In this option, we only require ``loop_vars'' to have the same type for each iteration and their shape can change. ``while_loop’’ returns the return values of the last invocation of ``func’’. This interface is similar to the one in TensorFlow and is very flexible.

Option 2:

def func(loop_vars): (output, new_loop_vars)

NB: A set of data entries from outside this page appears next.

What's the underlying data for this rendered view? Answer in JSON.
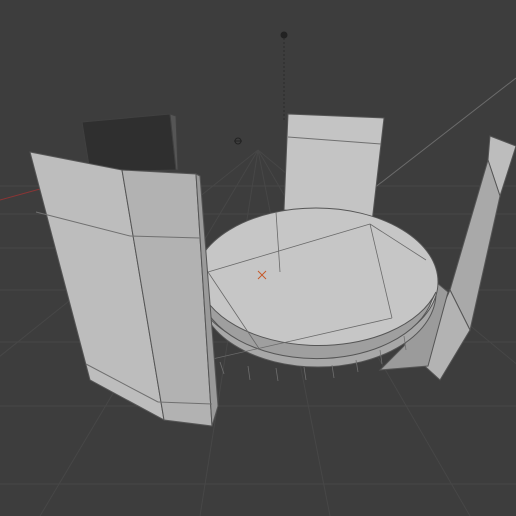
{
  "viewport": {
    "background": "#3d3d3d",
    "grid_color": "#4a4a4a",
    "mesh_fill_light": "#c9c9c9",
    "mesh_fill_mid": "#b4b4b4",
    "mesh_fill_dark": "#8a8a8a",
    "mesh_back_face": "#2e2e2e",
    "wire_color": "#404040",
    "x_axis_color": "#9b3b3b"
  },
  "objects": [
    {
      "name": "pillar-front-left",
      "type": "mesh"
    },
    {
      "name": "pillar-back-left",
      "type": "mesh"
    },
    {
      "name": "pillar-back-center",
      "type": "mesh"
    },
    {
      "name": "pillar-right",
      "type": "mesh"
    },
    {
      "name": "round-platform",
      "type": "mesh"
    }
  ],
  "gizmos": [
    {
      "name": "light-icon"
    },
    {
      "name": "camera-origin-icon"
    },
    {
      "name": "object-origin-icon"
    }
  ]
}
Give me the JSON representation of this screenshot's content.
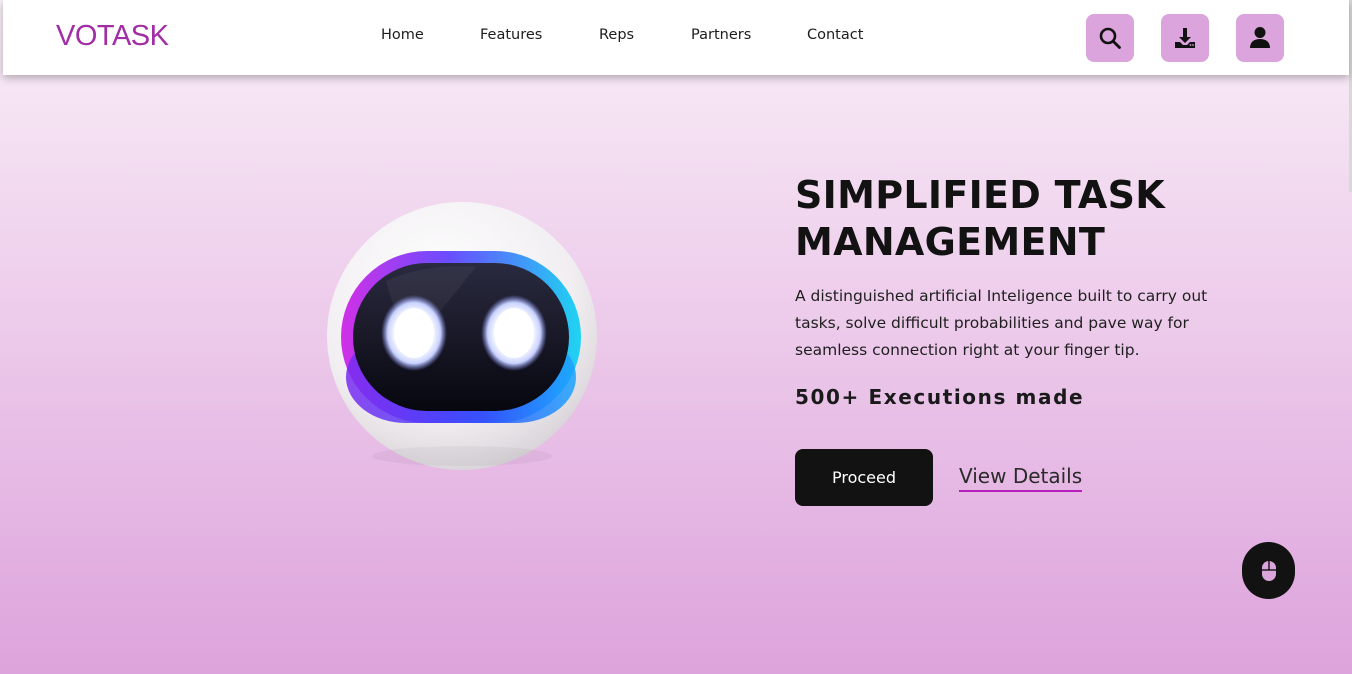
{
  "header": {
    "logo": "VOTASK",
    "nav": [
      "Home",
      "Features",
      "Reps",
      "Partners",
      "Contact"
    ],
    "icons": [
      "search-icon",
      "download-icon",
      "user-icon"
    ]
  },
  "hero": {
    "title": "SIMPLIFIED TASK MANAGEMENT",
    "description": "A distinguished artificial Inteligence built to carry out tasks, solve difficult probabilities and pave way for seamless connection right at your finger tip.",
    "stat": "500+ Executions made",
    "primary_button": "Proceed",
    "secondary_link": "View Details"
  },
  "scroll_button_icon": "mouse-icon",
  "colors": {
    "brand": "#a22ea6",
    "icon_button_bg": "#dba4dc",
    "dark": "#121212",
    "link_underline": "#b81fbf"
  }
}
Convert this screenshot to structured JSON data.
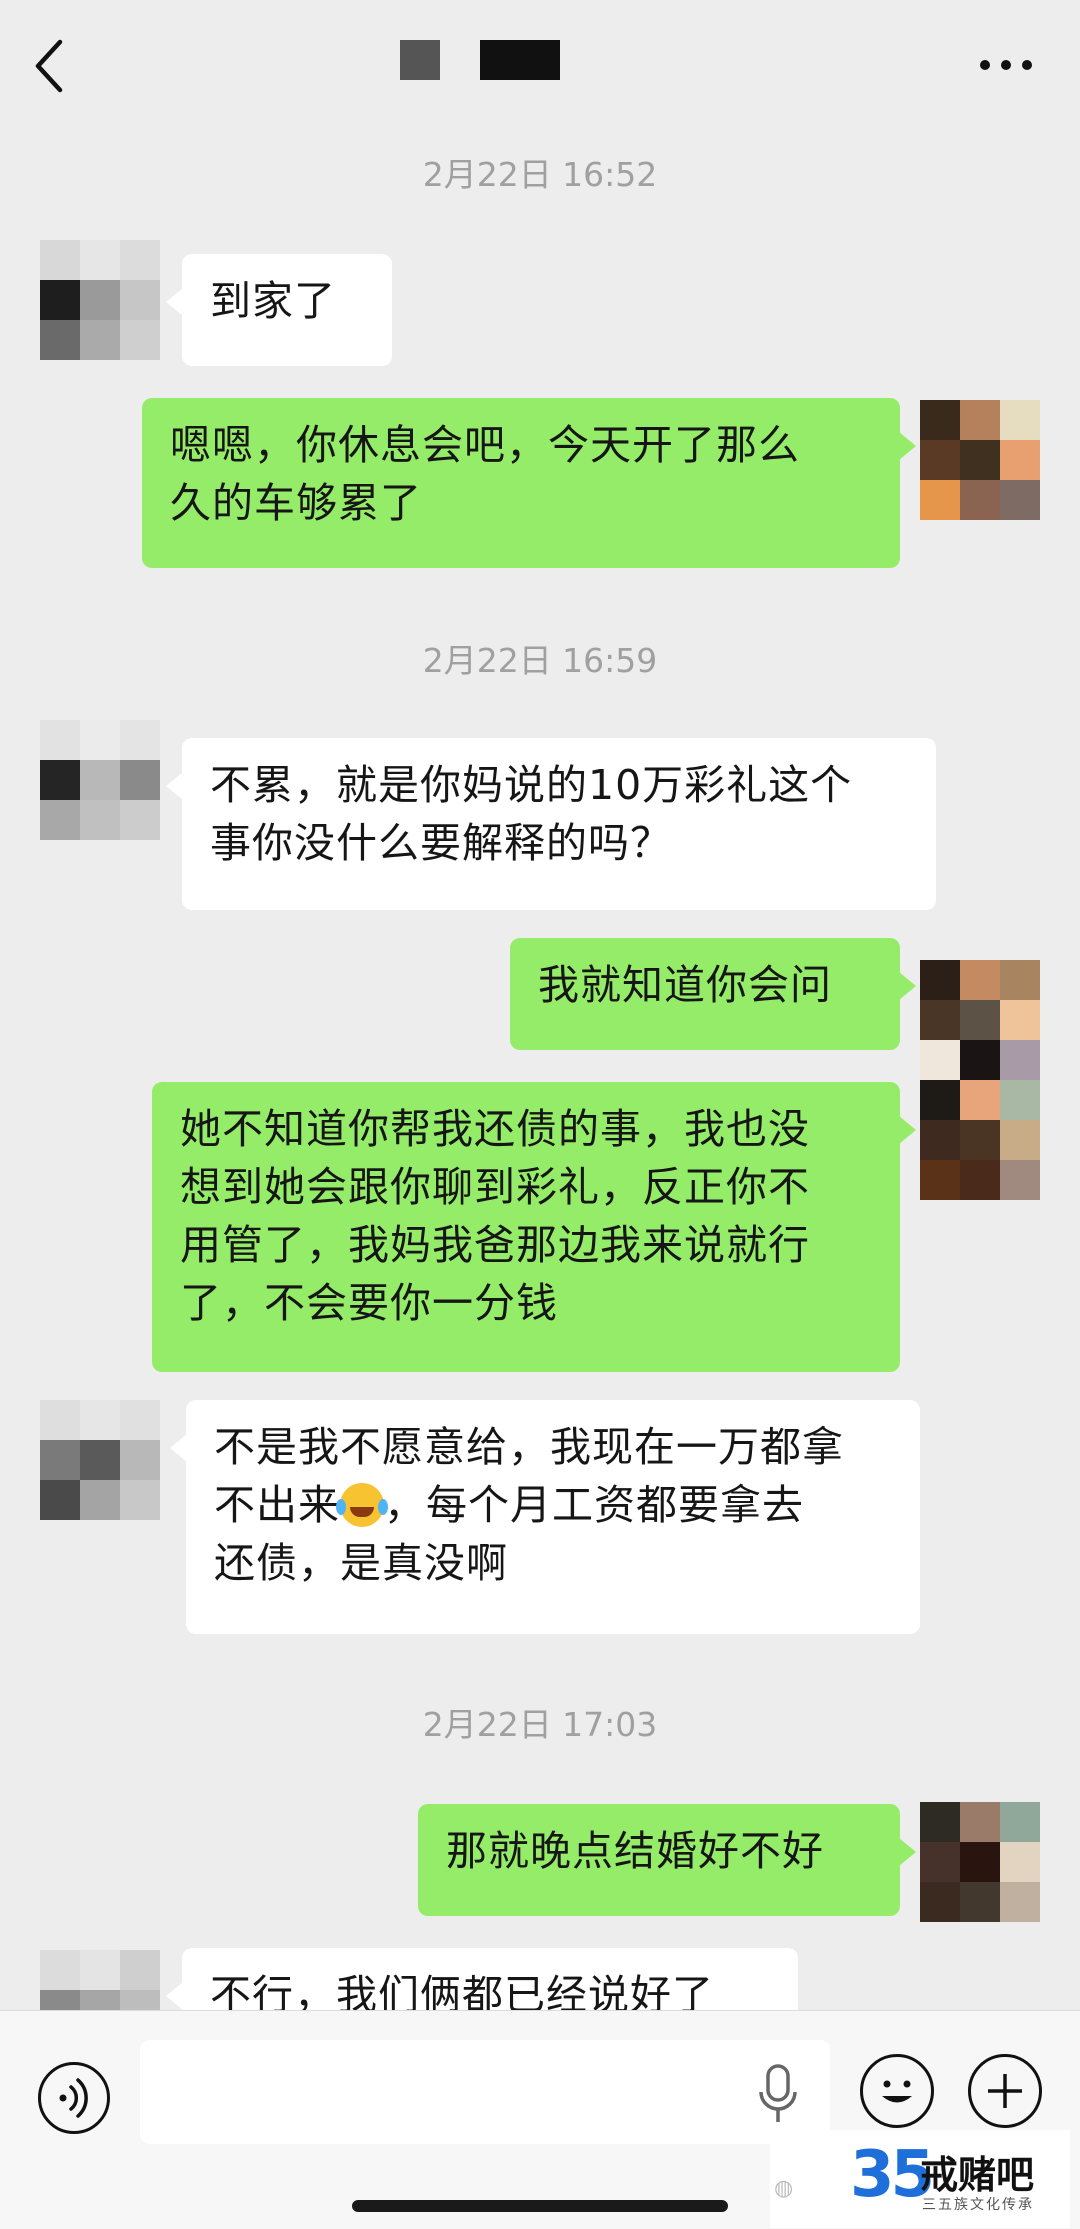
{
  "header": {
    "back_icon": "chevron-left-icon",
    "more_icon": "more-icon"
  },
  "messages": [
    {
      "timestamp": "2月22日 16:52"
    },
    {
      "side": "in",
      "lines": [
        "到家了"
      ]
    },
    {
      "side": "out",
      "lines": [
        "嗯嗯，你休息会吧，今天开了那么",
        "久的车够累了"
      ]
    },
    {
      "timestamp": "2月22日 16:59"
    },
    {
      "side": "in",
      "lines": [
        "不累，就是你妈说的10万彩礼这个",
        "事你没什么要解释的吗？"
      ]
    },
    {
      "side": "out",
      "lines": [
        "我就知道你会问"
      ]
    },
    {
      "side": "out",
      "lines": [
        "她不知道你帮我还债的事，我也没",
        "想到她会跟你聊到彩礼，反正你不",
        "用管了，我妈我爸那边我来说就行",
        "了，不会要你一分钱"
      ]
    },
    {
      "side": "in",
      "lines": [
        "不是我不愿意给，我现在一万都拿",
        "不出来",
        "，每个月工资都要拿去",
        "还债，是真没啊"
      ],
      "emoji": "tears-of-joy-emoji"
    },
    {
      "timestamp": "2月22日 17:03"
    },
    {
      "side": "out",
      "lines": [
        "那就晚点结婚好不好"
      ]
    },
    {
      "side": "in",
      "lines": [
        "不行，我们俩都已经说好了"
      ]
    }
  ],
  "ts1": "2月22日 16:52",
  "ts2": "2月22日 16:59",
  "ts3": "2月22日 17:03",
  "m1": "到家了",
  "m2a": "嗯嗯，你休息会吧，今天开了那么",
  "m2b": "久的车够累了",
  "m3a": "不累，就是你妈说的10万彩礼这个",
  "m3b": "事你没什么要解释的吗？",
  "m4": "我就知道你会问",
  "m5a": "她不知道你帮我还债的事，我也没",
  "m5b": "想到她会跟你聊到彩礼，反正你不",
  "m5c": "用管了，我妈我爸那边我来说就行",
  "m5d": "了，不会要你一分钱",
  "m6a": "不是我不愿意给，我现在一万都拿",
  "m6b1": "不出来",
  "m6b2": "，每个月工资都要拿去",
  "m6c": "还债，是真没啊",
  "m7": "那就晚点结婚好不好",
  "m8": "不行，我们俩都已经说好了",
  "input": {
    "value": ""
  },
  "icons": {
    "voice": "voice-icon",
    "mic": "microphone-icon",
    "emoji": "emoji-icon",
    "plus": "plus-icon"
  },
  "watermark": {
    "number": "35",
    "brand": "戒赌吧",
    "subtitle": "三五族文化传承"
  },
  "colors": {
    "background": "#ededed",
    "incoming_bubble": "#ffffff",
    "outgoing_bubble": "#95ec69"
  }
}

In this option, ``output'' from each iteration will be concatenated and returned as the output of ``while_loop’’. We can require ``output'' to have the same shape and data type. We probably require arrays in ``new_loop_vars'' to have the same shape and data type as ``loop_vars''. This interface is similar to the definition of ``loop'' in ONNX and is more restrictive.

For both options, it is difficult to inference the shape of the output of ``while_loop’’ statically because we cannot determine the number of iterations required by ``while_loop’’ in advance. For the second option, even though we can't infer the shape, we may still be able to determine the maximal memory size used by the output of the loop. As such, the second option might be preferred even though it's more restrictive.